Runde 2, Pick 58 : Nick Bolton, LB, Missouri

Runde 2, Pick 63 : Creed Humphrey, C, Oklahoma

Runde 4, Pick 144: Joshua Kaindoh, DE, Florida State

Runde 5, Pick 162: Noah Gray, TE, Duke

Runde 5, Pick 181: Cornell Powell, WR, Clemson

Runde 6, Pick 226: Trey Smith, G, Tennessee

Ohne Erst- und Drittrundenpick, dafür mit einem neuen Left Tackle gingen die Chiefs in den Draft - und machten das beste aus ihren Möglichkeiten. Für die Draftklasse gab es durch die Bank gute Bewertungen von den Experten, was zwar nicht viel heißt, aber ein gutes Zeichen sein könnte.
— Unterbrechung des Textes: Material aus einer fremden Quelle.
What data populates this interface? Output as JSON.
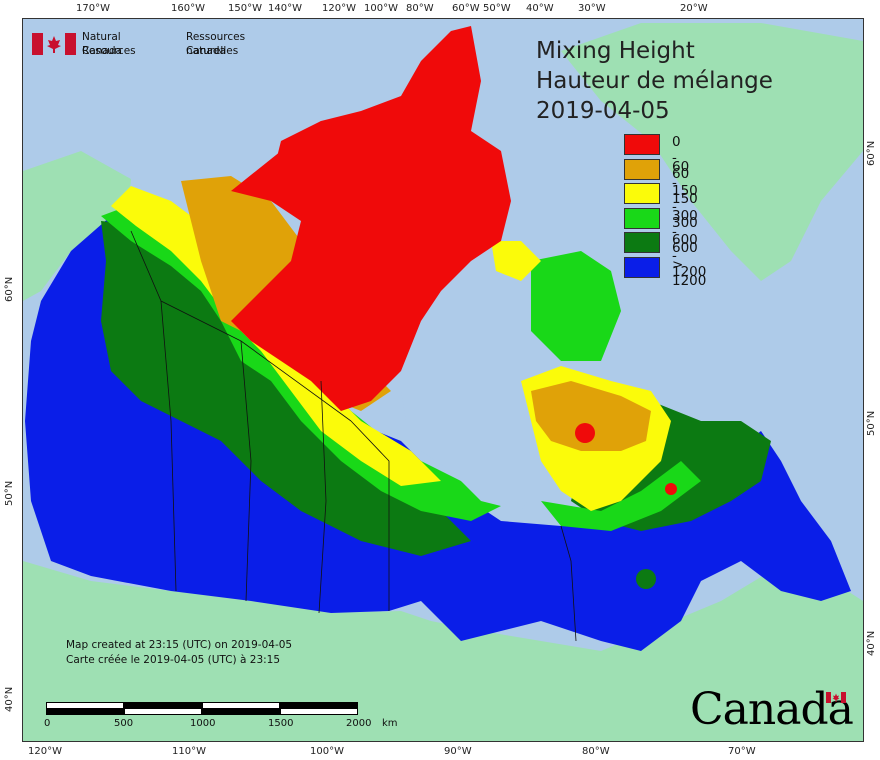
{
  "title": {
    "en": "Mixing Height",
    "fr": "Hauteur de mélange",
    "date": "2019-04-05"
  },
  "signature": {
    "en": "Natural Resources",
    "en_canada": "Canada",
    "fr": "Ressources naturelles",
    "fr_canada": "Canada"
  },
  "legend": [
    {
      "label": "0 - 60",
      "color": "#f00a0a"
    },
    {
      "label": "60 - 150",
      "color": "#e0a208"
    },
    {
      "label": "150 - 300",
      "color": "#fbfb0a"
    },
    {
      "label": "300 - 600",
      "color": "#19d818"
    },
    {
      "label": "600 - 1200",
      "color": "#0c7a12"
    },
    {
      "label": "> 1200",
      "color": "#0a1ee8"
    }
  ],
  "credit": {
    "en": "Map created at 23:15 (UTC) on 2019-04-05",
    "fr": "Carte créée le 2019-04-05 (UTC) à 23:15"
  },
  "scale": {
    "labels": [
      "0",
      "500",
      "1000",
      "1500",
      "2000"
    ],
    "unit": "km"
  },
  "graticule": {
    "top": [
      "170°W",
      "160°W",
      "150°W",
      "140°W",
      "120°W",
      "100°W",
      "80°W",
      "60°W",
      "50°W",
      "40°W",
      "30°W",
      "20°W"
    ],
    "bottom": [
      "120°W",
      "110°W",
      "100°W",
      "90°W",
      "80°W",
      "70°W"
    ],
    "left": [
      "60°N",
      "50°N",
      "40°N"
    ],
    "right": [
      "60°N",
      "50°N",
      "40°N"
    ]
  },
  "wordmark": "Canada",
  "colors": {
    "ocean": "#aecbe9",
    "foreign_land": "#9ee0b3"
  }
}
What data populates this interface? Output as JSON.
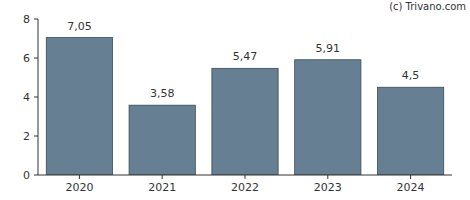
{
  "chart_data": {
    "type": "bar",
    "annotation": "(c) Trivano.com",
    "categories": [
      "2020",
      "2021",
      "2022",
      "2023",
      "2024"
    ],
    "values": [
      7.05,
      3.58,
      5.47,
      5.91,
      4.5
    ],
    "value_labels": [
      "7,05",
      "3,58",
      "5,47",
      "5,91",
      "4,5"
    ],
    "color": "#667f92",
    "ylim": [
      0,
      8
    ],
    "yticks": [
      0,
      2,
      4,
      6,
      8
    ],
    "grid": false,
    "data_labels": true
  }
}
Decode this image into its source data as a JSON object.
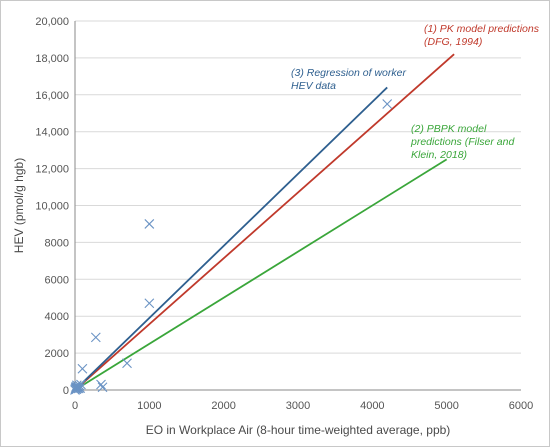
{
  "chart_data": {
    "type": "scatter",
    "xlabel": "EO in Workplace Air (8-hour time-weighted average, ppb)",
    "ylabel": "HEV (pmol/g hgb)",
    "xlim": [
      0,
      6000
    ],
    "ylim": [
      0,
      20000
    ],
    "x_ticks": [
      "0",
      "1000",
      "2000",
      "3000",
      "4000",
      "5000",
      "6000"
    ],
    "y_ticks": [
      "0",
      "2000",
      "4000",
      "6000",
      "8000",
      "10,000",
      "12,000",
      "14,000",
      "16,000",
      "18,000",
      "20,000"
    ],
    "grid": "horizontal",
    "scatter": {
      "marker": "x",
      "color": "#6a93c4",
      "points": [
        {
          "x": 0,
          "y": 0
        },
        {
          "x": 5,
          "y": 60
        },
        {
          "x": 10,
          "y": 120
        },
        {
          "x": 15,
          "y": 180
        },
        {
          "x": 20,
          "y": 40
        },
        {
          "x": 25,
          "y": 260
        },
        {
          "x": 30,
          "y": 90
        },
        {
          "x": 40,
          "y": 150
        },
        {
          "x": 50,
          "y": 80
        },
        {
          "x": 60,
          "y": 240
        },
        {
          "x": 70,
          "y": 100
        },
        {
          "x": 80,
          "y": 300
        },
        {
          "x": 100,
          "y": 1150
        },
        {
          "x": 280,
          "y": 2850
        },
        {
          "x": 350,
          "y": 300
        },
        {
          "x": 370,
          "y": 150
        },
        {
          "x": 700,
          "y": 1450
        },
        {
          "x": 1000,
          "y": 4700
        },
        {
          "x": 1000,
          "y": 9000
        },
        {
          "x": 4200,
          "y": 15500
        }
      ]
    },
    "series": [
      {
        "name": "(1) PK model predictions (DFG, 1994)",
        "color": "#c0392b",
        "x": [
          0,
          5100
        ],
        "y": [
          0,
          18200
        ]
      },
      {
        "name": "(3) Regression of worker HEV data",
        "color": "#2e5f8f",
        "x": [
          0,
          4200
        ],
        "y": [
          0,
          16400
        ]
      },
      {
        "name": "(2) PBPK model predictions (Filser and Klein, 2018)",
        "color": "#3aa63a",
        "x": [
          0,
          5000
        ],
        "y": [
          0,
          12500
        ]
      }
    ],
    "annotations": [
      {
        "lines": [
          "(1) PK model predictions",
          "(DFG, 1994)"
        ],
        "color": "#c0392b"
      },
      {
        "lines": [
          "(3) Regression of worker",
          "HEV data"
        ],
        "color": "#2e5f8f"
      },
      {
        "lines": [
          "(2) PBPK model",
          "predictions (Filser and",
          "Klein, 2018)"
        ],
        "color": "#3aa63a"
      }
    ]
  }
}
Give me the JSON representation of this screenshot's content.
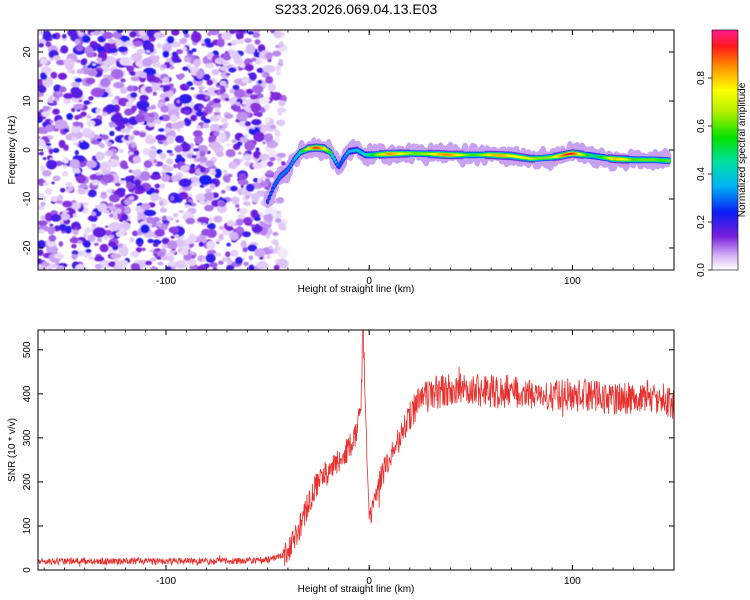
{
  "chart_data": [
    {
      "type": "heatmap",
      "title": "S233.2026.069.04.13.E03",
      "xlabel": "Height of straight line (km)",
      "ylabel": "Frequency (Hz)",
      "xlim": [
        -163,
        150
      ],
      "ylim": [
        -24.5,
        24.5
      ],
      "x_ticks": [
        -100,
        0,
        100
      ],
      "y_ticks": [
        -20,
        -10,
        0,
        10,
        20
      ],
      "colorbar": {
        "label": "Normalized spectral amplitude",
        "range": [
          0,
          1
        ],
        "ticks": [
          0.0,
          0.2,
          0.4,
          0.6,
          0.8
        ]
      },
      "noise_region": {
        "x_from": -163,
        "x_to": -46,
        "note": "scattered low-amplitude speckle"
      },
      "ridge": {
        "note": "frequency peak of the signal ridge vs height",
        "points": [
          {
            "x": -50,
            "y": -10.5,
            "amp": 0.25
          },
          {
            "x": -47,
            "y": -7.5,
            "amp": 0.3
          },
          {
            "x": -44,
            "y": -5.5,
            "amp": 0.35
          },
          {
            "x": -40,
            "y": -4.0,
            "amp": 0.4
          },
          {
            "x": -37,
            "y": -2.0,
            "amp": 0.45
          },
          {
            "x": -34,
            "y": -0.5,
            "amp": 0.55
          },
          {
            "x": -30,
            "y": 0.3,
            "amp": 0.8
          },
          {
            "x": -26,
            "y": 0.5,
            "amp": 0.9
          },
          {
            "x": -22,
            "y": 0.3,
            "amp": 0.7
          },
          {
            "x": -19,
            "y": -0.5,
            "amp": 0.5
          },
          {
            "x": -17,
            "y": -2.0,
            "amp": 0.4
          },
          {
            "x": -15,
            "y": -3.5,
            "amp": 0.3
          },
          {
            "x": -13,
            "y": -2.0,
            "amp": 0.35
          },
          {
            "x": -10,
            "y": -0.3,
            "amp": 0.45
          },
          {
            "x": -6,
            "y": 0.0,
            "amp": 0.5
          },
          {
            "x": -2,
            "y": -1.0,
            "amp": 0.5
          },
          {
            "x": 2,
            "y": -1.0,
            "amp": 0.55
          },
          {
            "x": 10,
            "y": -0.8,
            "amp": 0.8
          },
          {
            "x": 20,
            "y": -0.7,
            "amp": 0.85
          },
          {
            "x": 30,
            "y": -0.8,
            "amp": 0.75
          },
          {
            "x": 40,
            "y": -1.0,
            "amp": 0.8
          },
          {
            "x": 50,
            "y": -1.0,
            "amp": 0.75
          },
          {
            "x": 60,
            "y": -1.0,
            "amp": 0.85
          },
          {
            "x": 70,
            "y": -1.2,
            "amp": 0.7
          },
          {
            "x": 80,
            "y": -1.8,
            "amp": 0.9
          },
          {
            "x": 90,
            "y": -1.5,
            "amp": 0.7
          },
          {
            "x": 100,
            "y": -0.7,
            "amp": 0.9
          },
          {
            "x": 110,
            "y": -1.2,
            "amp": 0.6
          },
          {
            "x": 120,
            "y": -1.8,
            "amp": 0.85
          },
          {
            "x": 130,
            "y": -2.0,
            "amp": 0.55
          },
          {
            "x": 140,
            "y": -2.0,
            "amp": 0.8
          },
          {
            "x": 148,
            "y": -2.2,
            "amp": 0.7
          }
        ]
      }
    },
    {
      "type": "line",
      "xlabel": "Height of straight line (km)",
      "ylabel": "SNR (10 * v/v)",
      "xlim": [
        -163,
        150
      ],
      "ylim": [
        0,
        545
      ],
      "x_ticks": [
        -100,
        0,
        100
      ],
      "y_ticks": [
        0,
        100,
        200,
        300,
        400,
        500
      ],
      "color": "#e8302e",
      "series": [
        {
          "name": "SNR",
          "note": "noisy trace; anchor points of its mean trend",
          "x": [
            -163,
            -120,
            -80,
            -50,
            -40,
            -35,
            -30,
            -25,
            -20,
            -15,
            -10,
            -6,
            -4,
            -3,
            0,
            2,
            5,
            10,
            15,
            20,
            25,
            30,
            40,
            50,
            60,
            70,
            80,
            90,
            100,
            110,
            120,
            130,
            140,
            150
          ],
          "y": [
            20,
            20,
            20,
            22,
            35,
            90,
            150,
            200,
            225,
            245,
            280,
            310,
            380,
            545,
            110,
            145,
            205,
            250,
            300,
            350,
            380,
            400,
            410,
            410,
            405,
            405,
            400,
            395,
            400,
            395,
            390,
            390,
            395,
            380
          ]
        }
      ]
    }
  ]
}
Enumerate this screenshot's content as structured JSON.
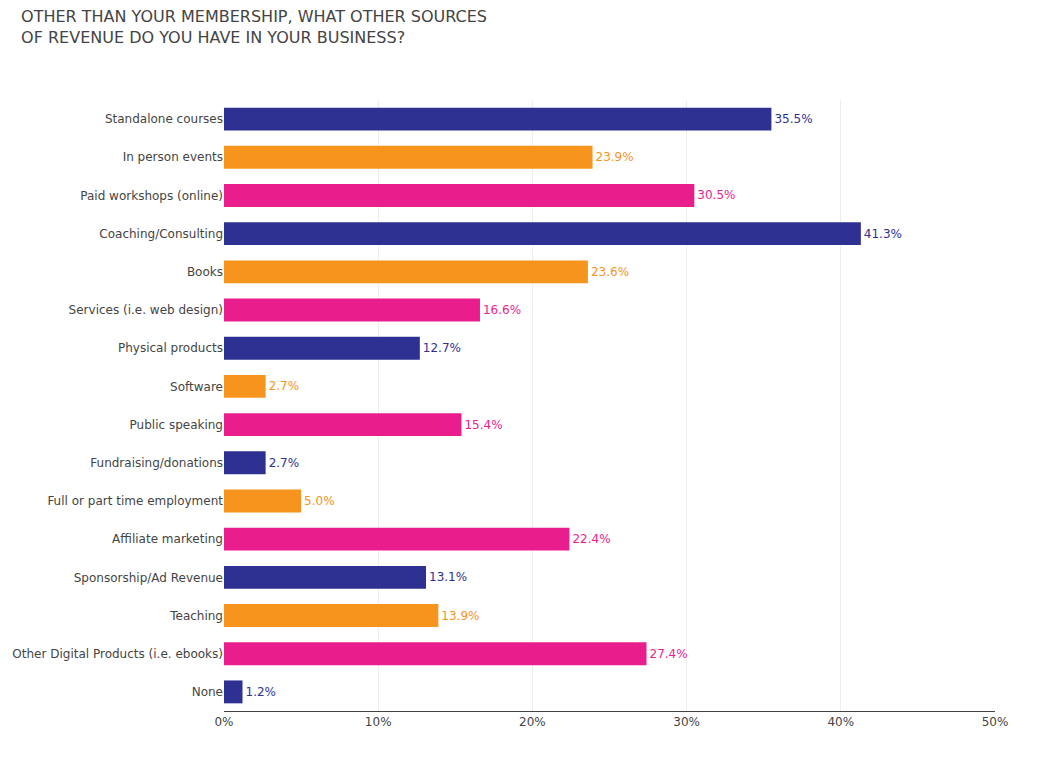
{
  "chart_data": {
    "type": "bar",
    "orientation": "horizontal",
    "title": "OTHER THAN YOUR MEMBERSHIP, WHAT OTHER SOURCES\nOF REVENUE DO YOU HAVE IN YOUR BUSINESS?",
    "categories": [
      "Standalone courses",
      "In person events",
      "Paid workshops (online)",
      "Coaching/Consulting",
      "Books",
      "Services (i.e. web design)",
      "Physical products",
      "Software",
      "Public speaking",
      "Fundraising/donations",
      "Full or part time employment",
      "Affiliate marketing",
      "Sponsorship/Ad Revenue",
      "Teaching",
      "Other Digital Products (i.e. ebooks)",
      "None"
    ],
    "values": [
      35.5,
      23.9,
      30.5,
      41.3,
      23.6,
      16.6,
      12.7,
      2.7,
      15.4,
      2.7,
      5.0,
      22.4,
      13.1,
      13.9,
      27.4,
      1.2
    ],
    "value_labels": [
      "35.5%",
      "23.9%",
      "30.5%",
      "41.3%",
      "23.6%",
      "16.6%",
      "12.7%",
      "2.7%",
      "15.4%",
      "2.7%",
      "5.0%",
      "22.4%",
      "13.1%",
      "13.9%",
      "27.4%",
      "1.2%"
    ],
    "data_labels": true,
    "colors": [
      "#2e3192",
      "#f7941d",
      "#e91e8c",
      "#2e3192",
      "#f7941d",
      "#e91e8c",
      "#2e3192",
      "#f7941d",
      "#e91e8c",
      "#2e3192",
      "#f7941d",
      "#e91e8c",
      "#2e3192",
      "#f7941d",
      "#e91e8c",
      "#2e3192"
    ],
    "xlim": [
      0,
      50
    ],
    "xticks": [
      {
        "value": 0,
        "label": "0%"
      },
      {
        "value": 10,
        "label": "10%"
      },
      {
        "value": 20,
        "label": "20%"
      },
      {
        "value": 30,
        "label": "30%"
      },
      {
        "value": 40,
        "label": "40%"
      },
      {
        "value": 50,
        "label": "50%"
      }
    ],
    "grid": true
  }
}
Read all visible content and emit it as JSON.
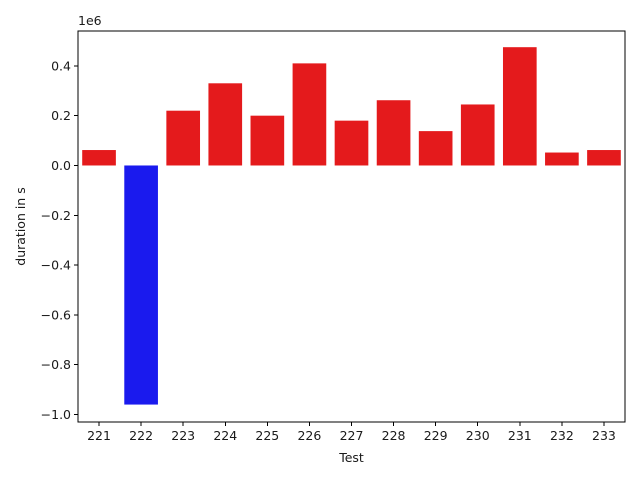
{
  "chart_data": {
    "type": "bar",
    "categories": [
      "221",
      "222",
      "223",
      "224",
      "225",
      "226",
      "227",
      "228",
      "229",
      "230",
      "231",
      "232",
      "233"
    ],
    "values": [
      62000,
      -960000,
      220000,
      330000,
      200000,
      410000,
      180000,
      262000,
      138000,
      245000,
      475000,
      52000,
      62000
    ],
    "bar_colors": [
      "#e41a1c",
      "#1a1aee",
      "#e41a1c",
      "#e41a1c",
      "#e41a1c",
      "#e41a1c",
      "#e41a1c",
      "#e41a1c",
      "#e41a1c",
      "#e41a1c",
      "#e41a1c",
      "#e41a1c",
      "#e41a1c"
    ],
    "xlabel": "Test",
    "ylabel": "duration in s",
    "offset_label": "1e6",
    "ylim": [
      -1030000,
      540000
    ],
    "y_ticks": [
      -1000000,
      -800000,
      -600000,
      -400000,
      -200000,
      0,
      200000,
      400000
    ],
    "y_tick_labels": [
      "−1.0",
      "−0.8",
      "−0.6",
      "−0.4",
      "−0.2",
      "0.0",
      "0.2",
      "0.4"
    ],
    "grid": false,
    "legend": "none"
  }
}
Nick Bolton erfüllt genau die Anforderungen, die DC Spagnuolo an einen Linebacker in seinem System stellt.

Creed Humphrey ist direkt der beste Center im Team und wird sofort starten, wodurch Joe Thuney auf seiner Stammposition Left Guard bleiben wird. Dies gibt der neuen O-Line direkt eine gewisse Grundstabilität. Joshua Kaindoh ist noch relativ roh, bringt aber viel Potential mit. Aufgrund der dünnen Besetzung gerade auf den Edge-Positionen könnte er früher als gedacht in die Rotation rutschen und das Feld sehen. In Noah Gray hat man nach Jahren quasi ohne zweiten Tight End endlich jemanden gefunden, der sich im Schatten von Superstar Travis Kelce zu einer verlässlichen Option entwickeln und der Offense wieder mehr Sets mit zwei Tight Ends ermöglichen kann.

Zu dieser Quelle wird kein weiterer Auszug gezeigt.